Three linebackers went in the first round of the 2021 NFL Draft. Four went in 2020. Isaiah Simmons, who went eighth overall in 2020, is credited for his versatility, while Micah Parsons, similarly, is recognized for his strength as a pass rusher. In other words, they are less the traditional linebacker, and more along the lines of a player like Mack.

Why the shift? The game of football has evolved. Player safety is now (and yet, somehow was not always) a major priority for the league which is impacting the personnel that teams choose to draft and pay at the highest level. Those players are no longer sizeable, hard-hitting linebackers who stop opposing players dead in their tracks, but rather slimmer, speedier players who can contain and tackle perhaps with less pizazz but no less effectively — and in ways that don’t get flagged by NFL refs.

But the game has also changed in other ways. The running game has slowly been fading, paling in importance to bg-armed quarterbacks and speedy, elusive receivers. Slot receivers like Tyreek Hill require equally athletic players to even have a prayer of covering them. As a result, similar to the above, there is less value for big players who can play smash mouth football. The game has changed to favor speed, and we’ve seen a shift in who the defenders are who can cover speed.

The decline of the running back is also a contributing factor. There’s a reason the Cleveland Browns were justly ridiculed for drafting Trent Richardson No. 3-overall in the 2012 NFL Draft. Not only is the lifetime of an NFL running back short, but there are a heck of a lot fewer than 32 elite backs in the NFL. Teams do not invest in running backs because there are so few literal game-altering backs in the league (Derrick Henry comes to mind). So wouldn’t it make sense that the defenders who go up against them would meet a similar fate?

In the modern game, linebackers are ineffective against the pass. Unless they are speedy and able to line up as a pass rusher a la Mack, they are not likely to drop back in coverage effectively against quick slot receivers. The mix of players that can contain — such as a strong defensive line with quick, pass rushing defensive ends lined up ahead of a set of defensive backs that can cover complex routes — is a priority over individually great tacklers.

What does that mean for the middle of the field?
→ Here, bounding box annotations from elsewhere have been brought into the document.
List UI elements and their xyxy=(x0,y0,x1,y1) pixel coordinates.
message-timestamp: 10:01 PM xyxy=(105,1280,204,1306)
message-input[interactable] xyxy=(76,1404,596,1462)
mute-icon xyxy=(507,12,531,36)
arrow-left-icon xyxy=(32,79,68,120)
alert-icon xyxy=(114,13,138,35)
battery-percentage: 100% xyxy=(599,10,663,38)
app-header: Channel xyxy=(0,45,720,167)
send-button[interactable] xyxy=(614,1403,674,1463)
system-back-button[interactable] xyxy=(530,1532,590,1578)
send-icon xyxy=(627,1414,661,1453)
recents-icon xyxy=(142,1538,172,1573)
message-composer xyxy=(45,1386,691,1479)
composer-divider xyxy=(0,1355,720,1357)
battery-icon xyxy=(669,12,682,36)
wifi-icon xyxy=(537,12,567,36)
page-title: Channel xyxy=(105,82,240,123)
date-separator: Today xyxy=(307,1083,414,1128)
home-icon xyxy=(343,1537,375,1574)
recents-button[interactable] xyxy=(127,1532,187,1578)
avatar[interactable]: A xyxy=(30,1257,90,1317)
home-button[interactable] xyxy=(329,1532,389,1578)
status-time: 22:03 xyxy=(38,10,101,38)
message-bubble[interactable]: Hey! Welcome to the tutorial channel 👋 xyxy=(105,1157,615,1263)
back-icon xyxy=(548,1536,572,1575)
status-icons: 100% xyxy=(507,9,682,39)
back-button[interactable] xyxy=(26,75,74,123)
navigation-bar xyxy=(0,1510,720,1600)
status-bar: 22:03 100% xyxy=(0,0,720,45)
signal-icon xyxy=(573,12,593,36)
More teams are moving toward a zone defense which, when executed well, allows greater flexibility on a given play and a better matching of coverage options (though stopping the run/pass option can be more challenging). When it comes to gaining a competitive advantage, college programs that can develop these players who can stop modern offenses will win out.

Unfortunately, the traditional linebackers of yore are not these players. In today’s average defensive scheme, linebackers are like sitting ducks in the defensive back seven. Teams have adjusted their offensive schemes to be able to exploit traditional 4 - 3 defense, so opponents would do better to have speedier, shiftier players covering the middle of the field.

It was sad when fullbacks went out of vogue, too. That’s why it was such a fun anomaly when Peyton Hillis had that one good season and made the cover of Madden. However, like the fullback position, linebackers don’t have as much of a place in the modern game.